The email requested assistance in responding to Ahern’s continued and extraordinary hammering of CCF.
And once again, the Twitterverse showed the length of the journey the philanthropic sector—and the perceived keepers of its knowledge—have to take before it comes close to realizing the equity so many people claimed it desired in the aftermath of the killing of George Floyd.
And despite the firestorm of racial animosity Ahern was kicking up around himself—and about which he was receiving messages asking him to stop—he remained undeterred in using CCF as a target in order to promote his own work including a webinar for the South Sound AFP, which he’s now referring to as a “megawebinar.”
But by then, the board of directors of the AFP South Sound chapter had heard enough and on March 19 issued a statement, which read in part,
Yesterday our board became aware of recent messaging from planned speaker, Tom Ahern, that we and our community members experienced as divisive, derogatory and hurtful. We heard and felt the negative impact these statements had on our community, especially those who face racism and white supremacy every day.
The statements made by Tom Ahern are his own and are not in alignment with our values. The previously scheduled program for March 26 has been canceled. Registrants will be issued a full refund. We are grateful for the honest feedback and dialogue from our global community.
Then on March 21, Bloomerang, a donor management software provider based in Indianapolis, Indiana, who listed Tom Ahern as its “Donor Communication Head Coach,” cut him loose, issuing the following statement:
Two days later, Ahern issued a statement saying “I’ve reread my AFP code of Ethical Principles.
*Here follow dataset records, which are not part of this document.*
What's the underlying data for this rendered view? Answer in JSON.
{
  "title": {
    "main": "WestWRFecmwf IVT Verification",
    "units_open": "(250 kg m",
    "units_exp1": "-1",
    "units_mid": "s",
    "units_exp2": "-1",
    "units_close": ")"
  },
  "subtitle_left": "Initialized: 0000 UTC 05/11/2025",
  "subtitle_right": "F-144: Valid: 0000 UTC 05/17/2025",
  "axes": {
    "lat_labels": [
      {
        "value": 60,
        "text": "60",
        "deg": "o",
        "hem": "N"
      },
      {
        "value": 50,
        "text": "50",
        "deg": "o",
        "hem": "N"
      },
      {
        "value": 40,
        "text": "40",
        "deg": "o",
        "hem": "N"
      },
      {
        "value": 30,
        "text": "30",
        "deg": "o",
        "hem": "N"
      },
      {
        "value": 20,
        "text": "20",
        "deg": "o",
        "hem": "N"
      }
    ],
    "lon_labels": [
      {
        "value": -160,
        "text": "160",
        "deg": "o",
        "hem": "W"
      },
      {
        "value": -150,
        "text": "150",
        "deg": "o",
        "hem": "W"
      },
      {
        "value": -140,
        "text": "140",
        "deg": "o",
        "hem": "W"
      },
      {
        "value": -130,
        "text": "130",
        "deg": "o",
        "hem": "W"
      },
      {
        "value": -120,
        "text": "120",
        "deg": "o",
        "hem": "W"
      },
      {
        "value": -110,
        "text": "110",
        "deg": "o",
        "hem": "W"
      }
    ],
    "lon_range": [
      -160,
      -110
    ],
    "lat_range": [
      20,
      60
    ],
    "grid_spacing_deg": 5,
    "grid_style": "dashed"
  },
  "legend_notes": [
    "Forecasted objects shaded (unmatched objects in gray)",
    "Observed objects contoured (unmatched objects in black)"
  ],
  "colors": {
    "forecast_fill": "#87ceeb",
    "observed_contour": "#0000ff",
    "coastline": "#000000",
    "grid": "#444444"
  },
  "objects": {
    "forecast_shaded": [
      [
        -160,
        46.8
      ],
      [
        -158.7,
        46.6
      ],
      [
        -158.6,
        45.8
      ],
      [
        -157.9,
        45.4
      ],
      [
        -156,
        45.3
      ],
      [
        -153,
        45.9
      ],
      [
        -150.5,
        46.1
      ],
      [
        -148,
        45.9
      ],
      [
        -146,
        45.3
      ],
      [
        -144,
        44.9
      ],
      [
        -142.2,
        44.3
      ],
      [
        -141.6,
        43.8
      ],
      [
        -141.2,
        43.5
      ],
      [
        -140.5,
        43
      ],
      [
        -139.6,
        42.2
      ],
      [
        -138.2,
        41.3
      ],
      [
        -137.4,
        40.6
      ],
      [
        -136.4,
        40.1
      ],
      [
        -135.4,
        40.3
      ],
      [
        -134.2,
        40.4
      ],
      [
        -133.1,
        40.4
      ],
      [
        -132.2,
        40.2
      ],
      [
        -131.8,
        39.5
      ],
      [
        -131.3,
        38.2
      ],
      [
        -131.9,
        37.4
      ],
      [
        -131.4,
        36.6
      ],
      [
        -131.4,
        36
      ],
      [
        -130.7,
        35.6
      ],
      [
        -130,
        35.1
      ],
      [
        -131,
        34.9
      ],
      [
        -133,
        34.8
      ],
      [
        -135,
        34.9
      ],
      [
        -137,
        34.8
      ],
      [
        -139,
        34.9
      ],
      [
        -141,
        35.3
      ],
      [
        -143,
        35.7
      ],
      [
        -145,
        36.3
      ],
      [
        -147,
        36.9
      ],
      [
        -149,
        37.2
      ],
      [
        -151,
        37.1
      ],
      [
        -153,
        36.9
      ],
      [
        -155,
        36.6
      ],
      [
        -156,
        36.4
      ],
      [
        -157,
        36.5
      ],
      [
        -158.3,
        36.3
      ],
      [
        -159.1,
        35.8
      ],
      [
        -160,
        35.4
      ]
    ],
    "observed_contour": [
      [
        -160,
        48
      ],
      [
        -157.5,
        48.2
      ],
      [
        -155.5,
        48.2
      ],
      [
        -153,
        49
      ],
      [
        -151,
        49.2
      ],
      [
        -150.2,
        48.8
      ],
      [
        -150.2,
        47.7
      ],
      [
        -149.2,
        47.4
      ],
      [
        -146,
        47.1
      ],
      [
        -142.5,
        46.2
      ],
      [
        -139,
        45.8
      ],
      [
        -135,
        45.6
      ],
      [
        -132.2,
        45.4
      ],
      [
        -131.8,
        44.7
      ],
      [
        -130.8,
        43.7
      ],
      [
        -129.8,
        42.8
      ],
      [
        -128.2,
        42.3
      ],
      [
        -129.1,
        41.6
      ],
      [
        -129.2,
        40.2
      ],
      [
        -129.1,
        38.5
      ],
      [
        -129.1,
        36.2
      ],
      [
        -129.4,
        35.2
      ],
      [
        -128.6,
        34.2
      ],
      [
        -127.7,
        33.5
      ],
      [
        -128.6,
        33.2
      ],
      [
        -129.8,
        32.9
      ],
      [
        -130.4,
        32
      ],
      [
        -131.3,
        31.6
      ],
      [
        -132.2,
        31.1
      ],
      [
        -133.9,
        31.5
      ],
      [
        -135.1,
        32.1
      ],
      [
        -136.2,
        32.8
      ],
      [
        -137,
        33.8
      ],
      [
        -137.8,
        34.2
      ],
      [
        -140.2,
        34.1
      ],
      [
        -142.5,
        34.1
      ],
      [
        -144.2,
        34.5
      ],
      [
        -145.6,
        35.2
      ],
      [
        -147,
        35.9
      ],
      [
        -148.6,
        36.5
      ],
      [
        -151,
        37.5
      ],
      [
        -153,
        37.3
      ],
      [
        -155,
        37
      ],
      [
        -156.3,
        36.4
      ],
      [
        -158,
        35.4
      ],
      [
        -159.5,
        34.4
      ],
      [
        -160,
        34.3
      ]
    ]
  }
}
Among its values is this: “Treat all people with dignity and respect.” He apologized to “all of you who’ve given me your trust and hearts and minds over the years,” but makes no mention of those who haven’t given him their trust, hearts and minds.
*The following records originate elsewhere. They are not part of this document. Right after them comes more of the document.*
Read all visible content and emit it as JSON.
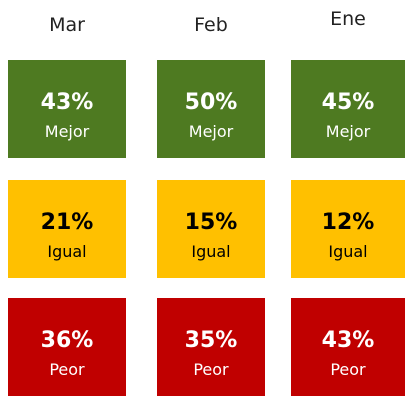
{
  "rows": [
    {
      "label": "Mejor",
      "color": "#4e7a21",
      "text_color": "#ffffff"
    },
    {
      "label": "Igual",
      "color": "#ffc000",
      "text_color": "#000000"
    },
    {
      "label": "Peor",
      "color": "#c00000",
      "text_color": "#ffffff"
    }
  ],
  "columns": [
    {
      "month": "Mar",
      "values": [
        "43%",
        "21%",
        "36%"
      ]
    },
    {
      "month": "Feb",
      "values": [
        "50%",
        "15%",
        "35%"
      ]
    },
    {
      "month": "Ene",
      "values": [
        "45%",
        "12%",
        "43%"
      ]
    }
  ]
}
It will be up to the APF Ethics Committee to determine if Tom Ahern should have checked the code prior to causing significant damage to people he only knew by their desire to develop a new fundraising model that was based on the needs of the community, especially communities of colour.
“Anyone may file a complaint alleging a violation of the AFP Code by an AFP member or a person holding an AFP-sanctioned credential, according to AFP. The complaint must be written on an AFP Complaint Form and signed by an individual.”
The guidelines don’t specify if the number of complaints received makes any difference to its decision making process. As of March 26, 2021, The Charity Report is only aware of Liz Clair’s complaint.
The time it takes to process a complaint can vary says AFP and includes factors such as the completeness of the documentation, “the promptness of responses to Ethics Committee communications by the complainant(s) and the person against whom the complaint is lodged, whether a hearing must be held.”
A complaint that does not require a hearing can take six months. If a hearing is required, the process can be up to a year.
The complaint against Tom Ahern puts a spotlight on the AFP Ethics Committee’s ability to be able to deal with professional misconduct based on issues of privilege and race. AFP has made it clear that conceptually it is fully behind inclusion, equity and diversity. But, with the real life examples now in front of it, it will be of great interest to observe how the organization, whose members represent the philanthropic sector, a sector increasingly viewed as being built on colonialism and white supremacy, handles the issue in practice.
It’s easy to imagine this could be the first of many complaints it receives about race-based behaviour, especially as people see it as a potential space to have professional misconduct around racism called on the carpet.